Hamilton had maintained his lead through the pitstops and had even seen off a late surge from Verstappen who had taken an extra stop for fresh tyres to try and chase down his rival. The race looked all but won as Hamilton held a solid gap only for a remarkable final twist.
A late crash for Williams’s Nicholas Latifi brought the safety car out on lap 53, with five to go. Red Bull immediately pitted Verstappen for fresh tyres but Mercedes left Hamilton out to maintain his track position.
As the laps ticked down the FIA had announced lapped cars could not overtake to move them out of the way, leaving a five-car buffer between Hamilton and Verstappen, enough to ensure Hamilton would almost certainly hold his lead to the flag.
Then the FIA race director Michael Masi was contacted by Red Bull team principal Christian Horner. “Why aren’t we getting these lapped cars out the way?” he said. “You only need one racing lap.” Shortly after which the FIA then approved the five cars in question could unlap themselves, removing them from between Hamilton and Verstappen. However, had they allowed all the lapped cars to unlap themselves there would not have been time to complete a final racing lap. Within which arcane and apparently arbitrary calculation lay the ire of Mercedes.
Instead it left one lap of racing on the restart, a sudden death, single-lap shootout between the pair and Verstappen’s fresh tyres paid off as he passed for the lead at turn five to take the place and the win.
Related: Max Verstappen v Lewis Hamilton: the battle for F1 title – in pictures
The Mercedes team principal Toto Wolff, objected to Masi. “No Michael, no Michael no, this isn’t right ... Michael!” he said on the radio, and his team issued two protests after the race, relating to the safety car procedure. The key issue was whether protocol was correctly followed and the level of discretion Masi had to interfere within the framework set out by the regulations. Both protests were rejected, over four hours after the chequered flag.
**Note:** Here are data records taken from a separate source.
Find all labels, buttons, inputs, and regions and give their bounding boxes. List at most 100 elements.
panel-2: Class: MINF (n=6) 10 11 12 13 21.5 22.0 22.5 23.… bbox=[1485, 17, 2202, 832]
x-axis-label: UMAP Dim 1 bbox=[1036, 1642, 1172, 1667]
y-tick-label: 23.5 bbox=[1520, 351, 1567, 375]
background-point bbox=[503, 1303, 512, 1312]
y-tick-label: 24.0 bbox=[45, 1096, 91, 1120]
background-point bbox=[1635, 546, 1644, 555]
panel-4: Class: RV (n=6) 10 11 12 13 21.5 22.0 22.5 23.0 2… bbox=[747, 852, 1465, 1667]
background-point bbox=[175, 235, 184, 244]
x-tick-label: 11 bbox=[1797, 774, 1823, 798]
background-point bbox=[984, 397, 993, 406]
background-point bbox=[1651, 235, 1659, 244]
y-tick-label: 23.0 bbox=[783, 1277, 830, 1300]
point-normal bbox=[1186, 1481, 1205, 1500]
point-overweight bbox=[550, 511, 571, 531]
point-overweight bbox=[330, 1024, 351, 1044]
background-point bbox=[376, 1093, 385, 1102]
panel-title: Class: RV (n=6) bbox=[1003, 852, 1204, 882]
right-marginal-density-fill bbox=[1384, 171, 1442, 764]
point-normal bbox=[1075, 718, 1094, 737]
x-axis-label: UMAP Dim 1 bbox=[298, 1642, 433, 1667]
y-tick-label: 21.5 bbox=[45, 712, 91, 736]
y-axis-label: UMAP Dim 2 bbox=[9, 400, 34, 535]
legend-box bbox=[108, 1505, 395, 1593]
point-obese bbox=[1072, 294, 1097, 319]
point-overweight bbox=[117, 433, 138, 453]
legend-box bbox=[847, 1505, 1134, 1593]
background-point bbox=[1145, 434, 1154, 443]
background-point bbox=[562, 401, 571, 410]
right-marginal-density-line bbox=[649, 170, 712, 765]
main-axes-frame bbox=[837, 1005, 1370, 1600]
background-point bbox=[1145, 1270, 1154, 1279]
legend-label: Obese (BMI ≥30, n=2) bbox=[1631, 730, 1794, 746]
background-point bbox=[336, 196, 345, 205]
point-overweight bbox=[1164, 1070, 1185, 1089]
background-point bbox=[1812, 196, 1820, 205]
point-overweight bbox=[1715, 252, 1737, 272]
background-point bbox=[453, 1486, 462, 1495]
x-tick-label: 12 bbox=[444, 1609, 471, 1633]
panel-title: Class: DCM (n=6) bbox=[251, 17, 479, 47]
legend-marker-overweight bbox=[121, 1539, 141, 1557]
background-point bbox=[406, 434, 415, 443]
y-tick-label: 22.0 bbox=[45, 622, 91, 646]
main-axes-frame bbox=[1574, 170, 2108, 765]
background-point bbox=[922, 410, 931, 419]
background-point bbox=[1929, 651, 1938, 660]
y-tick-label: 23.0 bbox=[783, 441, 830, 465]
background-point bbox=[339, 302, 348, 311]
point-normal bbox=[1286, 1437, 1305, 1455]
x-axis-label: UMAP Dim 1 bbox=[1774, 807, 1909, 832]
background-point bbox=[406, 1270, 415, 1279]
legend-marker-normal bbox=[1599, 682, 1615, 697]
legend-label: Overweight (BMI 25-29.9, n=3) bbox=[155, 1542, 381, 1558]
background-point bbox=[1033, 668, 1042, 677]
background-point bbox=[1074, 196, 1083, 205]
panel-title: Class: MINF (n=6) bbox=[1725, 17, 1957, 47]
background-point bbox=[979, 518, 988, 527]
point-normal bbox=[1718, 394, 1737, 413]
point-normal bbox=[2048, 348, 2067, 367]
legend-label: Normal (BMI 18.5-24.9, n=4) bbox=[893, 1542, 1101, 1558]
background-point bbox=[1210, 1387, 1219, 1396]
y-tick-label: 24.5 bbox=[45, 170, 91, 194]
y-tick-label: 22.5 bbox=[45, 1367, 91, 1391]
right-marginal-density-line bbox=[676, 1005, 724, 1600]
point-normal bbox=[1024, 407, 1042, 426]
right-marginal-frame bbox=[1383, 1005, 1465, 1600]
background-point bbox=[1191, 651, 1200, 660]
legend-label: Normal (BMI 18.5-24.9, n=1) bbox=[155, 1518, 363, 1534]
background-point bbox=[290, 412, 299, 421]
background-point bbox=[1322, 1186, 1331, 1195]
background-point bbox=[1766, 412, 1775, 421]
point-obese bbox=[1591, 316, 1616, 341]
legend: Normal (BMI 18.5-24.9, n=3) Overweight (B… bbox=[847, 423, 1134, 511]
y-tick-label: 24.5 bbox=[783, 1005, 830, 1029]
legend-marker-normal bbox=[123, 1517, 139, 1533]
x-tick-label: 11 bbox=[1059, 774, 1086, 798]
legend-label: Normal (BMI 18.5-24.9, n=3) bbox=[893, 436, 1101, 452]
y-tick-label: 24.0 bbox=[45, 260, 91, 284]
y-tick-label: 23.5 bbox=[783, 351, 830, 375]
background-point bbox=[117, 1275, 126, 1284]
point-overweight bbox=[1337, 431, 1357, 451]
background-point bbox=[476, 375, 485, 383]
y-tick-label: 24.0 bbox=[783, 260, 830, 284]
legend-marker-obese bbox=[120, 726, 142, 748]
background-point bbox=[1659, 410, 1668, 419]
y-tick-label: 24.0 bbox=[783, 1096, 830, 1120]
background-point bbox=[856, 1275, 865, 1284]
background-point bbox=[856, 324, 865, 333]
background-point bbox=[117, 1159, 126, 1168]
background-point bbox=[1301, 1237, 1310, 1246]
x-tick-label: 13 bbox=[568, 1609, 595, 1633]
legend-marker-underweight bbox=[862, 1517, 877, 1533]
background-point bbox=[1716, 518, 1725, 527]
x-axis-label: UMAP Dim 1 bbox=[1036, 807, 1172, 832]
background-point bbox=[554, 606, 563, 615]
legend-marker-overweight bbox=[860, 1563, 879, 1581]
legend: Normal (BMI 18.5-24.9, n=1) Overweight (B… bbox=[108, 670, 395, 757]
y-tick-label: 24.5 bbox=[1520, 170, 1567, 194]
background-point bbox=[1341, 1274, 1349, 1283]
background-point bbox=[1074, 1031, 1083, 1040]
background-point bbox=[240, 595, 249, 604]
The win, for the moment, remains the Dutchman’s as does the title with Hamilton denied for only the second time since 2014. Certainly the drama, the controversy was apt, indeed almost inevitable given how the season has been fought but the way it played out in Abu Dhabi left an aftertaste of acrimony and bitterness in many quarters, and F1 facing the fallout from a finale which will doubtless rain long and hard.